Weird thoughts..

I'm sorry, I know I post a lot. 😣 Last night I had a really bad panic attack and most of it was about taking my new SSRI zoloft. I kept thinking "what if I end up trying to kill myself" I'm not sure why and it made me super sick to my stomach and freak out a bit. I've never ever thought about killing myself or even really been depressed. What the hell was that? Is it because I read before that it's a side effect for people with depression taking the med? I feel crazy.

lockerby your not on your own i sometimes get these thoughts i have anxiety im not on meds yet but the exact same thoughts come to mind ive never tried to harm or kill myself its never crossed my mind but thoughts like that i do get about killing myself and its horrible i sometimes get thoughts about myself going insane too

It scared me a lot.
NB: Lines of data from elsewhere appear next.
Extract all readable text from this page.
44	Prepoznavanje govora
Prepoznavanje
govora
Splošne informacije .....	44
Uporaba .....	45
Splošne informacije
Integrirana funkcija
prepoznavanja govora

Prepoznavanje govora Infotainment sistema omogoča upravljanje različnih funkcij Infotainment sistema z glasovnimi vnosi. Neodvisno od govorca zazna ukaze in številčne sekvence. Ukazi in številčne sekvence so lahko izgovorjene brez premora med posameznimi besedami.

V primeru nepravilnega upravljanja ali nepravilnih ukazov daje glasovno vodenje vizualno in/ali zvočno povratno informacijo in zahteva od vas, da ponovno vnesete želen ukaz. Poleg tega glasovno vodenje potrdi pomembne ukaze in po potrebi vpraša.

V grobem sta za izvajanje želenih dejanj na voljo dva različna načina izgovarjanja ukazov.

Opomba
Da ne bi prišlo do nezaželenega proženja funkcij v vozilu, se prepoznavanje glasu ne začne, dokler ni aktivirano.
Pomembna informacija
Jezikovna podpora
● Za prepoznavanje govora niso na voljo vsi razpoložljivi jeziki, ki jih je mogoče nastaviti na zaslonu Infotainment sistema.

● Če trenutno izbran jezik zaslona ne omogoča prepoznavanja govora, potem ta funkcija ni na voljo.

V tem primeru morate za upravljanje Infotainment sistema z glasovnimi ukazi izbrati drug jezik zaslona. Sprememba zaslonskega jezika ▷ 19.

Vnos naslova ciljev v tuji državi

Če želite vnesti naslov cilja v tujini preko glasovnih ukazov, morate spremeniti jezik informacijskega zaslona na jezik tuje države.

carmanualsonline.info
As I started thinking about it, it made my panic worse and I wanted to throw up.

Intrusive thoughts are my WORST symptom of anxiety (I have many). They make my panic worse, too. Breathe slowly and deeply through your nose and blow out the breath through your mouth. Prayer helps me enormously as I take these calming breaths. Ask your doctor for a mild sedative while your body adjusts to Zoloft. God bless you.

Hi Lockerby i was on citalopram and doing well when i had a course of antibiotics which i had a very bad reaction . I have never felt suicidal in my life until then frightened my so much u just have to keep saying to yourself ok ive had this thought but thats not me eventually it does go away . It took my a good 10 weeks to stop having nausea etc i am 12 months in from that incident i have the odd blip but overall relatively good just take 1 day at a time . i have a beta blocker to take along with an anti sickness tablet i take when i feel i need it x

Thank you. Right now I dont even want to move and I have a bad headache. I’m hoping this is the med for me it gets better.